Recent research by BuzzStream shows that most leading news publishers are actively restricting how AI systems access their content. While the focus is often on blocking AI training, the data reveals that many publishers are also preventing AI tools from retrieving content for live answers and citations.

BuzzStream reviewed the robots.txt files of 100 major news websites across the UK and the US. The analysis found that 79% of these sites block at least one AI training bot. More significantly, 71% also block retrieval bots, which are responsible for pulling content in real time when users ask questions through AI-powered search tools.

This distinction matters. Training bots collect data to build large language models, while retrieval bots decide which sources appear in AI-generated answers. Blocking retrieval bots can mean a publisher’s content is excluded from AI citations altogether, even if the model was trained on it previously.

How the Study Was Conducted

BuzzStream selected the top 50 news sites in both the UK and US based on Similarweb traffic data, then removed duplicates to create a final list of 100 publishers. Bots were grouped into three categories: training bots, retrieval or live search bots, and indexing bots.

Training Bots Face Widespread Blocks

Among training bots, Common Crawl’s CCBot was blocked by 75% of sites, making it the most restricted. Anthropic-ai followed closely at 72%, with ClaudeBot blocked by 69% and OpenAI’s GPTBot by 62%.

Google-Extended, which is used to train Google’s Gemini models, was the least restricted training bot overall. Only 46% of sites blocked it. However, there was a notable regional difference. US publishers blocked Google-Extended 58% of the time, compared with just 29% among UK publishers.

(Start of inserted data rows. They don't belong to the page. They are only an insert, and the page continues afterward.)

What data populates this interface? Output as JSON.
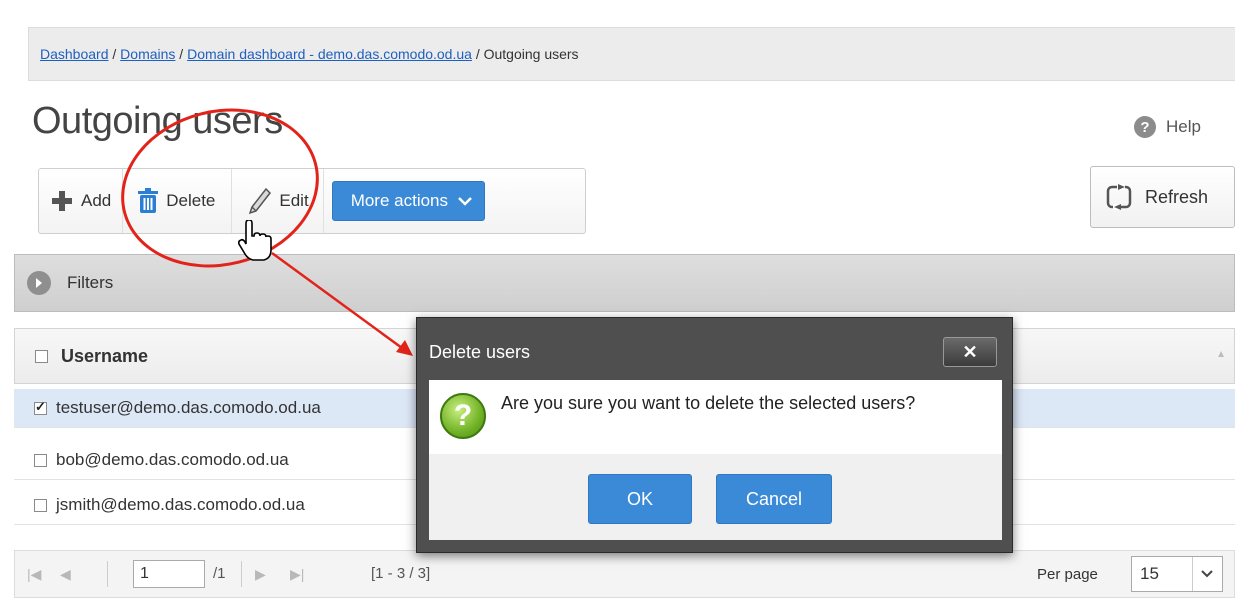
{
  "breadcrumb": {
    "items": [
      "Dashboard",
      "Domains",
      "Domain dashboard - demo.das.comodo.od.ua"
    ],
    "separator": " / ",
    "current": "Outgoing users"
  },
  "page": {
    "title": "Outgoing users",
    "help_label": "Help",
    "help_glyph": "?"
  },
  "toolbar": {
    "add_label": "Add",
    "delete_label": "Delete",
    "edit_label": "Edit",
    "more_actions_label": "More actions",
    "refresh_label": "Refresh"
  },
  "filters": {
    "label": "Filters"
  },
  "table": {
    "column_username": "Username",
    "rows": [
      {
        "username": "testuser@demo.das.comodo.od.ua",
        "checked": true
      },
      {
        "username": "bob@demo.das.comodo.od.ua",
        "checked": false
      },
      {
        "username": "jsmith@demo.das.comodo.od.ua",
        "checked": false
      }
    ]
  },
  "pager": {
    "page_value": "1",
    "total_pages": "/1",
    "range": "[1 - 3 / 3]",
    "per_page_label": "Per page",
    "per_page_value": "15"
  },
  "dialog": {
    "title": "Delete users",
    "close_glyph": "✕",
    "question_glyph": "?",
    "message": "Are you sure you want to delete the selected users?",
    "ok_label": "OK",
    "cancel_label": "Cancel"
  },
  "colors": {
    "accent": "#3b8ad8",
    "annotation": "#e2231a",
    "link": "#1f5fbf"
  }
}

Harry Clarkson-Bennett, SEO Director at The Telegraph, explained that many publishers see little benefit in allowing AI training access. He noted that AI systems typically do not drive meaningful referral traffic, while publishers remain heavily dependent on traffic to sustain their businesses.

Retrieval Bots Are Also Being Shut Out

The study found that blocking retrieval bots is nearly as common as blocking training bots. Claude-Web was blocked by 66% of sites, while OpenAI’s OAI-SearchBot, which supports ChatGPT’s live search features, was blocked by 49%. ChatGPT-User faced restrictions on 40% of sites.

Perplexity-User, which handles user-initiated retrieval requests, was the least blocked retrieval bot at just 17%. This suggests some publishers may still be experimenting with limited visibility in AI-powered discovery tools.

Indexing Bots See Heavy Restrictions Too

PerplexityBot, which indexes pages for Perplexity’s search system, was blocked by 67% of publishers. Overall, only 14% of sites blocked every AI bot tracked in the study, while 18% allowed all of them.

The Limits of robots.txt

BuzzStream also highlighted a long-standing issue: robots.txt is not an enforcement mechanism. It is a guideline that well-behaved bots are expected to follow, but it does not physically prevent access.

Google’s Gary Illyes has previously confirmed that robots.txt functions more like a request than a barrier. Clarkson-Bennett echoed this concern, comparing it to a “please keep out” sign that can easily be ignored by bots designed to bypass restrictions.

Cloudflare has documented cases where Perplexity allegedly used evasive crawling techniques, including rotating IP addresses and masking its user agent to resemble a standard browser. As a result, Cloudflare removed Perplexity from its verified bot list and now actively blocks it. Perplexity has disputed these claims and issued a public response.

For publishers that want stronger protection, BuzzStream suggests moving beyond robots.txt to CDN-level blocking or advanced bot fingerprinting.

Why Retrieval Blocking Matters

The most striking takeaway is how many publishers are opting out of AI citation systems entirely. Blocking retrieval bots does not just affect future model training. It directly impacts whether a site can appear as a cited source in AI-generated answers today.

AI platforms separate their crawlers by function. OpenAI uses GPTBot for training and OAI-SearchBot for live search. Perplexity distinguishes between bots used for indexing and those used for real-time retrieval. Blocking one does not automatically block the other, making these decisions more complex than they appear.

The disparity in how Google-Extended is treated in the US and UK is also notable. Whether this reflects differing commercial relationships, risk assessments, or confidence in Gemini’s growth is unclear, but it is a trend worth monitoring.

What Comes Next

robots.txt remains a blunt tool for managing AI access, and publishers that are serious about blocking AI crawlers may need more robust technical controls. Cloudflare’s latest reports show that GPTBot, ClaudeBot, and CCBot receive the highest number of full disallow directives across major domains.

At the same time, many publishers continue to apply partial restrictions to Googlebot and Bingbot, reflecting the tension between protecting content from AI training and maintaining visibility in traditional search results.

For publishers tracking AI exposure, retrieval bots are the key area to watch. Blocking training bots shapes future AI models, but blocking retrieval bots determines whether your content appears in AI answers right now.